For the study, a team of researchers from the United Kingdom, Germany and the Netherlands recruited 50 native German speakers studying at Maastricht University, located in the Netherlands near the German border. Each participant had learned to read, write and speak in Dutch, and had recently passed an exam to prove it.

Participants were asked to hold a two-minute, recorded conversation in Dutch with an interviewer. Before the chat, half the participants were given some water to drink, while the others were given one alcoholic beverage. (Exact measurements of alcohol varied by each participant's gender and body weight.) To avoid bias, the interviewer was not informed who drank water or who drank the alcohol.

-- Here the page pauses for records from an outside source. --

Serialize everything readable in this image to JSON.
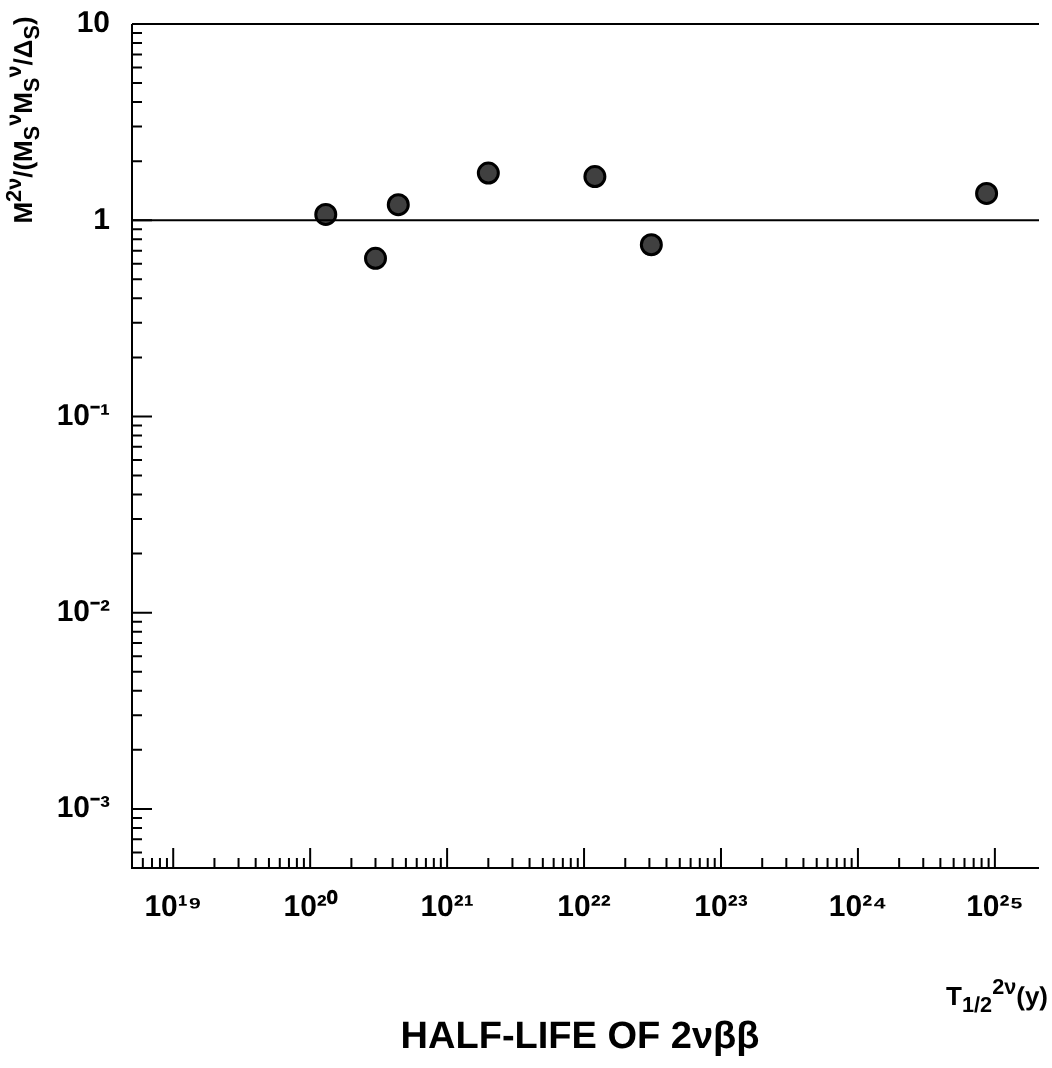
{
  "chart_data": {
    "type": "scatter",
    "xlabel": "HALF-LIFE OF 2νββ",
    "ylabel": "M$^{2ν}$/(M$_{S}$$^{ν}$M$_{S}$$^{ν}$/Δ$_{S}$)",
    "annotations": [
      "T$_{1/2}$$^{2ν}$(y)"
    ],
    "x": [
      1.3e+20,
      3e+20,
      4.4e+20,
      2e+21,
      1.2e+22,
      3.1e+22,
      8.7e+24
    ],
    "values": [
      1.07,
      0.64,
      1.2,
      1.74,
      1.67,
      0.75,
      1.37
    ],
    "color": "#404040",
    "marker": "circle",
    "log": "xy",
    "xlim": [
      5e+18,
      2.1e+25
    ],
    "ylim": [
      0.0005,
      10
    ],
    "xticks": [
      {
        "value": 5e+18,
        "label": null
      },
      {
        "value": 6e+18,
        "label": null
      },
      {
        "value": 7e+18,
        "label": null
      },
      {
        "value": 8e+18,
        "label": null
      },
      {
        "value": 9e+18,
        "label": null
      },
      {
        "value": 1e+19,
        "label": "10¹⁹"
      },
      {
        "value": 2e+19,
        "label": null
      },
      {
        "value": 3e+19,
        "label": null
      },
      {
        "value": 4e+19,
        "label": null
      },
      {
        "value": 5e+19,
        "label": null
      },
      {
        "value": 6e+19,
        "label": null
      },
      {
        "value": 7e+19,
        "label": null
      },
      {
        "value": 8e+19,
        "label": null
      },
      {
        "value": 9e+19,
        "label": null
      },
      {
        "value": 1e+20,
        "label": "10²⁰"
      },
      {
        "value": 2e+20,
        "label": null
      },
      {
        "value": 3e+20,
        "label": null
      },
      {
        "value": 4e+20,
        "label": null
      },
      {
        "value": 5e+20,
        "label": null
      },
      {
        "value": 6e+20,
        "label": null
      },
      {
        "value": 7e+20,
        "label": null
      },
      {
        "value": 8e+20,
        "label": null
      },
      {
        "value": 9e+20,
        "label": null
      },
      {
        "value": 1e+21,
        "label": "10²¹"
      },
      {
        "value": 2e+21,
        "label": null
      },
      {
        "value": 3e+21,
        "label": null
      },
      {
        "value": 4e+21,
        "label": null
      },
      {
        "value": 5e+21,
        "label": null
      },
      {
        "value": 6e+21,
        "label": null
      },
      {
        "value": 7e+21,
        "label": null
      },
      {
        "value": 8e+21,
        "label": null
      },
      {
        "value": 9e+21,
        "label": null
      },
      {
        "value": 1e+22,
        "label": "10²²"
      },
      {
        "value": 2e+22,
        "label": null
      },
      {
        "value": 3e+22,
        "label": null
      },
      {
        "value": 4e+22,
        "label": null
      },
      {
        "value": 5e+22,
        "label": null
      },
      {
        "value": 6e+22,
        "label": null
      },
      {
        "value": 7e+22,
        "label": null
      },
      {
        "value": 8e+22,
        "label": null
      },
      {
        "value": 9e+22,
        "label": null
      },
      {
        "value": 1e+23,
        "label": "10²³"
      },
      {
        "value": 2e+23,
        "label": null
      },
      {
        "value": 3e+23,
        "label": null
      },
      {
        "value": 4e+23,
        "label": null
      },
      {
        "value": 5e+23,
        "label": null
      },
      {
        "value": 6e+23,
        "label": null
      },
      {
        "value": 7e+23,
        "label": null
      },
      {
        "value": 8e+23,
        "label": null
      },
      {
        "value": 9e+23,
        "label": null
      },
      {
        "value": 1e+24,
        "label": "10²⁴"
      },
      {
        "value": 2e+24,
        "label": null
      },
      {
        "value": 3e+24,
        "label": null
      },
      {
        "value": 4e+24,
        "label": null
      },
      {
        "value": 5e+24,
        "label": null
      },
      {
        "value": 6e+24,
        "label": null
      },
      {
        "value": 7e+24,
        "label": null
      },
      {
        "value": 8e+24,
        "label": null
      },
      {
        "value": 9e+24,
        "label": null
      },
      {
        "value": 1e+25,
        "label": "10²⁵"
      }
    ],
    "yticks": [
      {
        "value": 0.0005,
        "label": null
      },
      {
        "value": 0.0006,
        "label": null
      },
      {
        "value": 0.0007,
        "label": null
      },
      {
        "value": 0.0008,
        "label": null
      },
      {
        "value": 0.0009,
        "label": null
      },
      {
        "value": 0.001,
        "label": "10⁻³"
      },
      {
        "value": 0.002,
        "label": null
      },
      {
        "value": 0.003,
        "label": null
      },
      {
        "value": 0.004,
        "label": null
      },
      {
        "value": 0.005,
        "label": null
      },
      {
        "value": 0.006,
        "label": null
      },
      {
        "value": 0.007,
        "label": null
      },
      {
        "value": 0.008,
        "label": null
      },
      {
        "value": 0.009,
        "label": null
      },
      {
        "value": 0.01,
        "label": "10⁻²"
      },
      {
        "value": 0.02,
        "label": null
      },
      {
        "value": 0.03,
        "label": null
      },
      {
        "value": 0.04,
        "label": null
      },
      {
        "value": 0.05,
        "label": null
      },
      {
        "value": 0.06,
        "label": null
      },
      {
        "value": 0.07,
        "label": null
      },
      {
        "value": 0.08,
        "label": null
      },
      {
        "value": 0.09,
        "label": null
      },
      {
        "value": 0.1,
        "label": "10⁻¹"
      },
      {
        "value": 0.2,
        "label": null
      },
      {
        "value": 0.3,
        "label": null
      },
      {
        "value": 0.4,
        "label": null
      },
      {
        "value": 0.5,
        "label": null
      },
      {
        "value": 0.6,
        "label": null
      },
      {
        "value": 0.7,
        "label": null
      },
      {
        "value": 0.8,
        "label": null
      },
      {
        "value": 0.9,
        "label": null
      },
      {
        "value": 1,
        "label": "1"
      },
      {
        "value": 2,
        "label": null
      },
      {
        "value": 3,
        "label": null
      },
      {
        "value": 4,
        "label": null
      },
      {
        "value": 5,
        "label": null
      },
      {
        "value": 6,
        "label": null
      },
      {
        "value": 7,
        "label": null
      },
      {
        "value": 8,
        "label": null
      },
      {
        "value": 9,
        "label": null
      },
      {
        "value": 10,
        "label": "10"
      }
    ],
    "ref_lines": [
      {
        "axis": "y",
        "value": 1,
        "color": "#000000"
      }
    ]
  }
}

Immediately after the conversation, participants rated their own performances based on vocabulary, pronunciation, word selection, understandability, fluency and overall quality. Though the researchers hypothesized that the "liquid courage" would cause the group that consumed alcohol to overinflate their performance, their scores did not significantly differ from those of the control group.

But it seems the alcohol drinkers might not have given themselves enough credit. After the tests concluded, the conversations were played for two native Dutch speakers to evaluate. Blind to the test conditions, they scored each recording based on the same criteria used in the self-assessments. As it turns out, those that had the alcohol performed "significantly better" than the control group, especially when it came to pronunciation.

But why did a bit of booze help with this particular task? Thanks to the self-assessment portion, we know that the participants who drank didn't necessarily feel more confident than those who did not, so we can't attribute all of their success to "Dutch courage."

However, the study authors speculate that alcohol's tension-reducing properties may help alleviate language anxiety, which is associated with feelings of unease and apprehension when learning or using another language. The researchers are calling for more studies to test this theory further.

In any case, it sounds like a good excuse to try out the local lingo on your next wine-country adventure abroad, non? Or as the Dutch say, nee.